Get advice from experienced civil litigation attorneys about the pros and cons of settling a case.
Today’s civil litigation attorneys have seen it all. In current society, litigation is more prevalent than ever. And so is the likelihood your case will be settled without once setting foot in the courtroom.
Generally speaking, settlement happens outside the courtroom, with one party offering up a payment or award of some kind in exchange for making the case go away. Now, why would so many choose to settle a case without the benefit of a judge or jury – sometimes for less money than they might have been able to get by going to trial?
Benefits of Settling a Case Outside of Court
While everyone’s reasons are unique to their situation, these are the most common reasons we see for accepting settlement over a trial:
- Trials mean more attorney hours, expert witnesses (some you might have to pay for), depositions, travel and a lot of time. By settling before going to trial, you can reduce some expenses, while eliminating others all together.
- S-T-R-E-S-S. Trial can be difficult. It can drag on for a long time, and cause emotional trauma to both parties. It can also be especially bad if you are called as a witness; testimony and cross-examination are exhausting for people not used to it.
- Privacy is ensured. Part of your settlement can include a privacy clause, ensuring specific case details and other information won’t be made public. In a court, documents submitted become part of the official record. This makes them both public AND searchable. Including a privacy clause makes it illegal for anyone to publicly discuss your case or disclose details.
- The outcome is assured. Juries can be a big wild card in a trial situation. A settlement allows you to negotiate a specific outcome, and assures once you both sign on the dotted line, you’ll get exactly what is contained within the agreement. No more. No less. And no appeals.
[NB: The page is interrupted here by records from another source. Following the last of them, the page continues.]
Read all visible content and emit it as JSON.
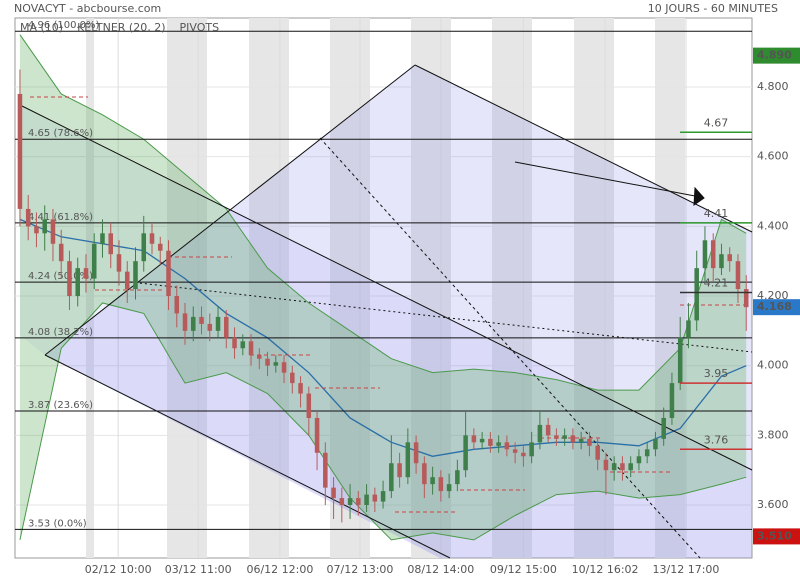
{
  "chart_data": {
    "type": "candlestick",
    "title": "NOVACYT - abcbourse.com",
    "subtitle": "10 JOURS - 60 MINUTES",
    "indicators": [
      {
        "name": "MA (10)",
        "color": "#2a6fa8"
      },
      {
        "name": "KELTNER (20, 2)",
        "color": "#4a9a4a"
      },
      {
        "name": "PIVOTS",
        "color": "#555555"
      }
    ],
    "xlim": [
      -0.6,
      88.7
    ],
    "ylim": [
      3.448,
      4.998
    ],
    "yticks": [
      {
        "value": 3.6,
        "label": "3.600"
      },
      {
        "value": 3.8,
        "label": "3.800"
      },
      {
        "value": 4.0,
        "label": "4.000"
      },
      {
        "value": 4.2,
        "label": "4.200"
      },
      {
        "value": 4.4,
        "label": "4.400"
      },
      {
        "value": 4.6,
        "label": "4.600"
      },
      {
        "value": 4.8,
        "label": "4.800"
      }
    ],
    "xticks": [
      {
        "value": 11.9,
        "label": "02/12 10:00"
      },
      {
        "value": 21.6,
        "label": "03/12 11:00"
      },
      {
        "value": 31.5,
        "label": "06/12 12:00"
      },
      {
        "value": 41.2,
        "label": "07/12 13:00"
      },
      {
        "value": 51,
        "label": "08/12 14:00"
      },
      {
        "value": 61,
        "label": "09/12 15:00"
      },
      {
        "value": 70.9,
        "label": "10/12 16:02"
      },
      {
        "value": 80.7,
        "label": "13/12 17:00"
      }
    ],
    "grid": true,
    "up_color": "#3f7f4a",
    "down_color": "#b85a5a",
    "x": [
      0,
      1,
      2,
      3,
      4,
      5,
      6,
      7,
      8,
      9,
      10,
      11,
      12,
      13,
      14,
      15,
      16,
      17,
      18,
      19,
      20,
      21,
      22,
      23,
      24,
      25,
      26,
      27,
      28,
      29,
      30,
      31,
      32,
      33,
      34,
      35,
      36,
      37,
      38,
      39,
      40,
      41,
      42,
      43,
      44,
      45,
      46,
      47,
      48,
      49,
      50,
      51,
      52,
      53,
      54,
      55,
      56,
      57,
      58,
      59,
      60,
      61,
      62,
      63,
      64,
      65,
      66,
      67,
      68,
      69,
      70,
      71,
      72,
      73,
      74,
      75,
      76,
      77,
      78,
      79,
      80,
      81,
      82,
      83,
      84,
      85,
      86,
      87,
      88
    ],
    "open": [
      4.78,
      4.45,
      4.4,
      4.38,
      4.42,
      4.35,
      4.3,
      4.2,
      4.28,
      4.25,
      4.35,
      4.38,
      4.32,
      4.27,
      4.22,
      4.3,
      4.38,
      4.35,
      4.33,
      4.2,
      4.15,
      4.1,
      4.14,
      4.12,
      4.1,
      4.14,
      4.08,
      4.05,
      4.07,
      4.03,
      4.02,
      4.0,
      4.01,
      3.98,
      3.95,
      3.92,
      3.85,
      3.75,
      3.65,
      3.62,
      3.6,
      3.62,
      3.6,
      3.63,
      3.61,
      3.64,
      3.72,
      3.68,
      3.78,
      3.72,
      3.66,
      3.68,
      3.64,
      3.66,
      3.7,
      3.8,
      3.78,
      3.79,
      3.77,
      3.78,
      3.76,
      3.75,
      3.74,
      3.78,
      3.83,
      3.8,
      3.79,
      3.8,
      3.78,
      3.79,
      3.77,
      3.73,
      3.7,
      3.72,
      3.7,
      3.72,
      3.74,
      3.76,
      3.79,
      3.85,
      3.95,
      4.08,
      4.13,
      4.28,
      4.36,
      4.28,
      4.32,
      4.3,
      4.22
    ],
    "high": [
      4.85,
      4.49,
      4.44,
      4.46,
      4.45,
      4.39,
      4.33,
      4.31,
      4.32,
      4.38,
      4.42,
      4.41,
      4.36,
      4.3,
      4.34,
      4.43,
      4.41,
      4.37,
      4.36,
      4.23,
      4.18,
      4.17,
      4.17,
      4.15,
      4.17,
      4.16,
      4.11,
      4.09,
      4.09,
      4.05,
      4.04,
      4.03,
      4.03,
      4.0,
      3.97,
      3.94,
      3.87,
      3.78,
      3.68,
      3.65,
      3.66,
      3.64,
      3.66,
      3.65,
      3.67,
      3.8,
      3.75,
      3.82,
      3.8,
      3.74,
      3.71,
      3.7,
      3.69,
      3.73,
      3.87,
      3.82,
      3.81,
      3.81,
      3.8,
      3.8,
      3.78,
      3.77,
      3.81,
      3.87,
      3.85,
      3.82,
      3.82,
      3.82,
      3.81,
      3.81,
      3.79,
      3.75,
      3.74,
      3.74,
      3.74,
      3.76,
      3.78,
      3.81,
      3.88,
      3.98,
      4.14,
      4.18,
      4.33,
      4.4,
      4.38,
      4.35,
      4.34,
      4.32,
      4.26
    ],
    "low": [
      4.4,
      4.36,
      4.34,
      4.33,
      4.3,
      4.25,
      4.16,
      4.17,
      4.21,
      4.22,
      4.31,
      4.28,
      4.23,
      4.18,
      4.19,
      4.27,
      4.32,
      4.29,
      4.16,
      4.11,
      4.06,
      4.07,
      4.09,
      4.07,
      4.08,
      4.05,
      4.02,
      4.03,
      4.0,
      3.99,
      3.97,
      3.98,
      3.95,
      3.92,
      3.88,
      3.8,
      3.7,
      3.6,
      3.56,
      3.55,
      3.56,
      3.57,
      3.58,
      3.58,
      3.59,
      3.62,
      3.65,
      3.66,
      3.69,
      3.62,
      3.63,
      3.61,
      3.62,
      3.64,
      3.68,
      3.76,
      3.76,
      3.75,
      3.75,
      3.74,
      3.72,
      3.71,
      3.72,
      3.76,
      3.78,
      3.77,
      3.77,
      3.76,
      3.76,
      3.74,
      3.7,
      3.63,
      3.67,
      3.67,
      3.68,
      3.7,
      3.72,
      3.74,
      3.77,
      3.83,
      3.93,
      4.05,
      4.1,
      4.24,
      4.24,
      4.26,
      4.27,
      4.18,
      4.1
    ],
    "close": [
      4.45,
      4.4,
      4.38,
      4.42,
      4.35,
      4.3,
      4.2,
      4.28,
      4.25,
      4.35,
      4.38,
      4.32,
      4.27,
      4.22,
      4.3,
      4.38,
      4.35,
      4.33,
      4.2,
      4.15,
      4.1,
      4.14,
      4.12,
      4.1,
      4.14,
      4.08,
      4.05,
      4.07,
      4.03,
      4.02,
      4.0,
      4.01,
      3.98,
      3.95,
      3.92,
      3.85,
      3.75,
      3.65,
      3.62,
      3.6,
      3.62,
      3.6,
      3.63,
      3.61,
      3.64,
      3.72,
      3.68,
      3.78,
      3.72,
      3.66,
      3.68,
      3.64,
      3.66,
      3.7,
      3.8,
      3.78,
      3.79,
      3.77,
      3.78,
      3.76,
      3.75,
      3.74,
      3.78,
      3.83,
      3.8,
      3.79,
      3.8,
      3.78,
      3.79,
      3.77,
      3.73,
      3.7,
      3.72,
      3.7,
      3.72,
      3.74,
      3.76,
      3.79,
      3.85,
      3.95,
      4.08,
      4.13,
      4.28,
      4.36,
      4.28,
      4.32,
      4.3,
      4.22,
      4.168
    ],
    "keltner": {
      "x": [
        0,
        5,
        10,
        15,
        20,
        25,
        30,
        35,
        40,
        45,
        50,
        55,
        60,
        65,
        70,
        75,
        80,
        85,
        88
      ],
      "upper": [
        4.95,
        4.78,
        4.72,
        4.65,
        4.55,
        4.45,
        4.28,
        4.18,
        4.1,
        4.02,
        3.98,
        3.99,
        3.98,
        3.96,
        3.93,
        3.93,
        4.05,
        4.42,
        4.38
      ],
      "middle": [
        4.42,
        4.37,
        4.35,
        4.33,
        4.25,
        4.15,
        4.08,
        3.98,
        3.85,
        3.78,
        3.74,
        3.76,
        3.77,
        3.78,
        3.78,
        3.77,
        3.82,
        3.97,
        4.0
      ],
      "lower": [
        3.5,
        4.05,
        4.18,
        4.15,
        3.95,
        3.98,
        3.92,
        3.8,
        3.62,
        3.5,
        3.52,
        3.5,
        3.57,
        3.63,
        3.64,
        3.62,
        3.63,
        3.66,
        3.68
      ]
    },
    "fibonacci": [
      {
        "value": 3.53,
        "label": "3.53 (0.0%)"
      },
      {
        "value": 3.87,
        "label": "3.87 (23.6%)"
      },
      {
        "value": 4.08,
        "label": "4.08 (38.2%)"
      },
      {
        "value": 4.24,
        "label": "4.24 (50.0%)"
      },
      {
        "value": 4.41,
        "label": "4.41 (61.8%)"
      },
      {
        "value": 4.65,
        "label": "4.65 (78.6%)"
      },
      {
        "value": 4.96,
        "label": "4.96 (100.0%)"
      }
    ],
    "pivots": [
      {
        "value": 4.67,
        "color": "#2e9a2e"
      },
      {
        "value": 4.41,
        "color": "#2e9a2e"
      },
      {
        "value": 4.21,
        "color": "#333333"
      },
      {
        "value": 3.95,
        "color": "#cc3333"
      },
      {
        "value": 3.76,
        "color": "#cc3333"
      }
    ],
    "markers": [
      {
        "value": 4.89,
        "label": "4.890",
        "color": "#2e8b2e"
      },
      {
        "value": 4.168,
        "label": "4.168",
        "color": "#2a78c8"
      },
      {
        "value": 3.51,
        "label": "3.510",
        "color": "#cc1111"
      }
    ]
  }
}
- Trials can drag on for years, even before the appeal process kicks in. Settlement is generally much quicker.
- Trials are governed by strict rules and guidelines, dictating every single second of courtroom procedure. Not so with settlements. How you approach a topic can vary widely, and you can even ask for something like an apology; one thing you’re very unlikely to get from a trial outcome.
- No one is guilty. In trials, generally there is a verdict: guilty or not. This then gets recorded in the public record. With settlements, there is no record. You can compensate for a mistake without being forced to admit any wrongdoing.
When You Should Opt for Trial
Does your case have farther reaching societal ramifications? Think cases relating to a woman’s right to choose, racial bias, or public health risks. In instances like these, a settlement won’t affect any real change, or set a precedent for future cases and public policy.
Is settling a case always the best choice? No. But for many people, it is the best choice for them.